Water skiing is popular in the open zone area. Boaters may swim off their boats around Walnut Islands and Oldfield Beach
Largemouth bass, saugeye, white bass, crappie, bluegill, walleye, yellow perch and catfish are plentiful here. A valid Ohio fishing license is required.
Hunting is permitted in designated areas only. A valid Ohio hunting license is required.
Several shaded picnic areas equipped with tables and grills are located around the park. Six shelterhouses are reservable online or by calling (866) 644-6727. The rental fee is $50 per day for each shelter:
Black Hawk Shelter -- Partially enclosed 25' x 30' shelter on a paved site is ADA accessible with 2 electric outlets (110-amp), small grill, 8-10 picnic tables, parking for up to 30 vehicles, close to restrooms and lake, adjacent picnic area has grills and lots of shade
Bridge Shelter -- Open 30' x 20' shelter on a paved site is ADA accessible, electric is NOT available, 8 picnic tables, parking for up to 30 vehicles, close to lake, located at the Blackhawk Channel, near the Oldfield Beach bike trail
Fox Island Shelter -- Open 30' x 20' shelter with 6 electric outlets (110 amp), group grill, 8 picnic tables, parking for up to 50 vehicles, close to restrooms, lake, beach, volleyball court, and boat rental
Moundwood Shelter -- Open 35' x 45' shelter with 6 electric outlets (110 amp), 6 picnic tables, <100 yards to flush toilets, playground nearby, access to fishing, located in the Moundwood channel, near kayak launch
Oldfield North Shelter -- Partially enclosed 25' x 30' shelter on a paved pad is ADA accessible with 2 electric outlets (110 amp) located at the main beach, small group grill, 6-8 picnic tables, parking for 20+ vehicles, close to restrooms,bike trail, and large fishing jetty
Oldfield South Shelter -- Partially enclosed 25' x 30' shelter on a paved pad is ADA accessible with 2 electric outlets (110 amp) located at the main beach, small group grill, 6-8 picnic tables, parking for 20+ vehicles, close to restrooms, volleyball court, bike trail, and large fishing jetty
Two public beaches, Old Field Beach and Fox Island Beach, provide 1,400-foot of access to the lake.Swimming is permitted in designated areas. Please exercise caution while swimming at the beach. Pets are NOT permitted on swimming beaches.
Cherokee Trail - 1.4 Miles, easy walk through brushy habitat, is located west of the camp.

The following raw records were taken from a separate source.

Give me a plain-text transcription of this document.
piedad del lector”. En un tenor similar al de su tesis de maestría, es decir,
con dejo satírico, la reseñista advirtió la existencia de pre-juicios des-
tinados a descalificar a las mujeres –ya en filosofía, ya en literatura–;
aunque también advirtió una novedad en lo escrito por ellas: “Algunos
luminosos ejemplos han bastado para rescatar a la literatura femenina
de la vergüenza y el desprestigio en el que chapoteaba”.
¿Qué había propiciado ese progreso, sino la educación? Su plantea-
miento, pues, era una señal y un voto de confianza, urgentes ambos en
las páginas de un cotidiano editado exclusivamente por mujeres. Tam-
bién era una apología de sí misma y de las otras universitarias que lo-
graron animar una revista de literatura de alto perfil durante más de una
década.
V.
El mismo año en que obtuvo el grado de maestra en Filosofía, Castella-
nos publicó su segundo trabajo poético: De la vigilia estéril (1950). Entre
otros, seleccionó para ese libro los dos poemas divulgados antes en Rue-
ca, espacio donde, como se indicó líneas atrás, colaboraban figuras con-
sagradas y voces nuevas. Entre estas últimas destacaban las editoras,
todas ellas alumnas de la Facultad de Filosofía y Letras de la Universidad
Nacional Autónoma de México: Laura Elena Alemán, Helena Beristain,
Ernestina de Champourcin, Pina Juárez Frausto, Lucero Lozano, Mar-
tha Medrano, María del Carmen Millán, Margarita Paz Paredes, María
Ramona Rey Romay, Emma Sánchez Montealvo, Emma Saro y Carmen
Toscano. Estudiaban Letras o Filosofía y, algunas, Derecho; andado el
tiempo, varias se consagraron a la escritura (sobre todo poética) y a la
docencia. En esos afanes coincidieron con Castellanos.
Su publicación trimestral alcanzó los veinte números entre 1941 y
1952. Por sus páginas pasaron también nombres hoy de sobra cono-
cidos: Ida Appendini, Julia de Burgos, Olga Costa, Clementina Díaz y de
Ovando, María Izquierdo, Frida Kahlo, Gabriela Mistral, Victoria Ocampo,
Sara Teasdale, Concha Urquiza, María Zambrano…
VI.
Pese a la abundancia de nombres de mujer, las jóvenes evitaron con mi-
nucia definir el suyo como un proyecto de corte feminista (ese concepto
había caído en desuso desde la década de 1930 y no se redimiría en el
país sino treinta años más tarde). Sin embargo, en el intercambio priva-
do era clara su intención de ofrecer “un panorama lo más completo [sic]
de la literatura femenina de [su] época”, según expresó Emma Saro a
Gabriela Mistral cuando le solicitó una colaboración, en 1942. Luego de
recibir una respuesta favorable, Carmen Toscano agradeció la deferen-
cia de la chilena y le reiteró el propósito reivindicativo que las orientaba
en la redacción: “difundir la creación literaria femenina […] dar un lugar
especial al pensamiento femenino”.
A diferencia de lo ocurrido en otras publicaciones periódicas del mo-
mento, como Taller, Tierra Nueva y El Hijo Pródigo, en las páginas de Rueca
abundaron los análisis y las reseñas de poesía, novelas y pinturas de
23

Pew Island Trail - .82 Mile, path, encircles Pew Island, which can be accessed from a causeway and offers a spectacular view of Indian Lake.
Biking Trail - 3.5 Mile, paved Multi-use bikeway is located on the West Bank between Old Field Beach and Lakeview Harbor, walkers and joggers also allowed.
Under the proper winter conditions, park guests can enjoy snowmobiling, ice skating, cross-country skiing, ice fishing, and ice boating.
Naturalist programs are offered during the summer months
Playgrounds are located at various areas throughout the park
Sand volleyball courts at the beach
Dog park at Oldfield Beach includes lake access.